Counsel for Mr Darby submitted that he had simply been acting under instructions when he reversed along the A967, and that the accident could have been avoided with better planning and supervision. The deceased’s brother added that his brother had been very conscientious concerning health and safety and it was unclear how a miscommunication regarding the route to be taken by the lorries had happened.

Lack of knowledge

In his determination, Sheriff Sinclair observed: “Whilst the squad of workers [Mr Johnston] was supervising were highly experienced and would have been well aware of the dangers involved in road surfacing work, it was recognised that there were dangers which were constant and well known, relating mainly to the operation of the machinery, and dangers which changed on a daily basis, relating mainly to the geography and the location of where the work was being carried out.”

He continued: “If the lorry drivers had been instructed to either gather at the southern end of the closed section of the A967, or alternatively, gather initially at the Twatt Junction but then instructed to travel down through Dounby and along with Swartland Road, entering the A967 from the southern junction of the closed section of the road then the necessity for the lorries to reverse down the A967 Public Road to meet the train would have been avoided, All of these matters should have been the focus of discussion and agreement with the squad at a ‘toolbox’ talk, prior to the work commencing. Had this been done, then the issue around the lack of knowledge of some of the tipper drivers regarding the roads around the location would have been identified.”

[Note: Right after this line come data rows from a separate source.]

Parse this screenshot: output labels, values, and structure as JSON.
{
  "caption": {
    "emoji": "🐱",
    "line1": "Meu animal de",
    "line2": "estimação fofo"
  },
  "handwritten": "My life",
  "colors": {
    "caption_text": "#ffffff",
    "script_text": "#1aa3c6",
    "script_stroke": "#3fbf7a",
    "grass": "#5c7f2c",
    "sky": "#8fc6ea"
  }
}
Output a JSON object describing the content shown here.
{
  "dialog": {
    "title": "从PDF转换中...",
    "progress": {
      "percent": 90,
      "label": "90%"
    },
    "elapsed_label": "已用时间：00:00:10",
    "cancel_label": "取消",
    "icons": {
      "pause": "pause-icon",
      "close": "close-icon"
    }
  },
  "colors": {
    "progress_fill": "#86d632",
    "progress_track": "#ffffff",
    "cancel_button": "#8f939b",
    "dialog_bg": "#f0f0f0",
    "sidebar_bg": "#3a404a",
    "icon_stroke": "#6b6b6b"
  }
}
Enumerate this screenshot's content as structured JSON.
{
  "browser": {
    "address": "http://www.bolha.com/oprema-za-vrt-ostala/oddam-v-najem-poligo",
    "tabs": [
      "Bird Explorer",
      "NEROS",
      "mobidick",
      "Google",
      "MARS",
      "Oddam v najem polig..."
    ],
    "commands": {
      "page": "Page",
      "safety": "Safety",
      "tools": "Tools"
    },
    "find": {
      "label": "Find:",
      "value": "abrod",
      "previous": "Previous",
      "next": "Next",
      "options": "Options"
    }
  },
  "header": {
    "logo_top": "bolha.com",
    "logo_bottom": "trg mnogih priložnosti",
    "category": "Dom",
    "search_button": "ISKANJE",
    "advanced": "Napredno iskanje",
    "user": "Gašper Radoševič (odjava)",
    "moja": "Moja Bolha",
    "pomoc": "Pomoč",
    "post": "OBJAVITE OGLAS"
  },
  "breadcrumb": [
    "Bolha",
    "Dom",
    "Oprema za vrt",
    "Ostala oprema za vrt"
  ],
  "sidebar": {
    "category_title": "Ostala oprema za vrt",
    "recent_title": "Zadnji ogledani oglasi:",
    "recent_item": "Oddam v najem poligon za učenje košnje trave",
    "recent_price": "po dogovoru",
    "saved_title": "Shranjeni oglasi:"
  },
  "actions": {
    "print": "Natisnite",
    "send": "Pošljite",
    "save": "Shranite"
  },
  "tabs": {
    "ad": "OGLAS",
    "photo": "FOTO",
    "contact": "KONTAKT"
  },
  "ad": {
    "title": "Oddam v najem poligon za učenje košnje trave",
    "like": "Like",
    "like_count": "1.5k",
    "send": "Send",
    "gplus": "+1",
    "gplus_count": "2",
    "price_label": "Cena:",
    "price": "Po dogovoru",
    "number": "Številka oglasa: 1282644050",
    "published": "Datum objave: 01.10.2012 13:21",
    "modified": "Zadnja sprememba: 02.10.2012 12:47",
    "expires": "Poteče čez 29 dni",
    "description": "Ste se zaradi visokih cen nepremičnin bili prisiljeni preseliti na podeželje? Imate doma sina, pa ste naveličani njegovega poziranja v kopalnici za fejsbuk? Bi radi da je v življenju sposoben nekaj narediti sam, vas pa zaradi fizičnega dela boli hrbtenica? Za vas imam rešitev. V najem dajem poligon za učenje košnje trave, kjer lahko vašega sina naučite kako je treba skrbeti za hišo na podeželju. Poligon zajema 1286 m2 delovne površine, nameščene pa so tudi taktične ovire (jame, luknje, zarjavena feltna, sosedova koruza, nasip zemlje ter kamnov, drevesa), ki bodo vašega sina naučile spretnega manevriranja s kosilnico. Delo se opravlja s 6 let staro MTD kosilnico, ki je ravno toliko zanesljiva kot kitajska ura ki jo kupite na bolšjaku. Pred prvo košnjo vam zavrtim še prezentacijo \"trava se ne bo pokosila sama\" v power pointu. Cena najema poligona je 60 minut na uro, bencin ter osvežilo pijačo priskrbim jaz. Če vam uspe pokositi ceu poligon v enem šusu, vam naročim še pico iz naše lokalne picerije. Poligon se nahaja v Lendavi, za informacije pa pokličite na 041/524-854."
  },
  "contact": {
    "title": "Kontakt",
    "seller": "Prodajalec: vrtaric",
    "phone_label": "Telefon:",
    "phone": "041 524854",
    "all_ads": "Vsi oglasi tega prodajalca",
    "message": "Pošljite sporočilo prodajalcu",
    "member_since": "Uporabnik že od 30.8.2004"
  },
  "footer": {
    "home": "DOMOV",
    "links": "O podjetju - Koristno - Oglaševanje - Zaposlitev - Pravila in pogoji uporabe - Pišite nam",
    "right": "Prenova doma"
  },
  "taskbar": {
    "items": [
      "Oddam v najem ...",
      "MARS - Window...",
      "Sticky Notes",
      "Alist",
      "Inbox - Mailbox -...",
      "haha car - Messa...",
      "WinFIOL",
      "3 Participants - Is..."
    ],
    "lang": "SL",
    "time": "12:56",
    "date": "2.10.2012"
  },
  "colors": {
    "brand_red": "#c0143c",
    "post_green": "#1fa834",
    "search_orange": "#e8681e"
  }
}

Noting that Mr Johnston had been advised not to operate the leaf blower while the surface dressing process was active, the sheriff said: “The combination of the noise of the blower and the noise reducing effect of the ear defenders meant that he could not hear any approaching vehicles. It was not safe for Mr Johnston to be operating the leaf blower when vehicles were reversing down the A967 road. Had he recognised the risk he was taking and refrained from doing so then this might realistically have resulted in the accident being avoided.”

He went on to say: “The decision having been taken to allow the tipper trucks to reverse some distance down the A967 road to meet up with the train, at the point of work, someone else could have been tasked with the responsibility to guide the vehicles reversing along the road to the point of work when it was safe to do so and alternatively signal when it was not. This might realistically have resulted in the accident being avoided.”

Examining the steps taken by OIC since the accident, Sheriff Sinclair concluded: “I am satisfied that appropriate steps have been taken to ensure that a proper and appropriate safe system of work is now in place on which the workforce has been properly informed. I do not consider that any further recommendations would result in a death in similar circumstances being avoided in future.”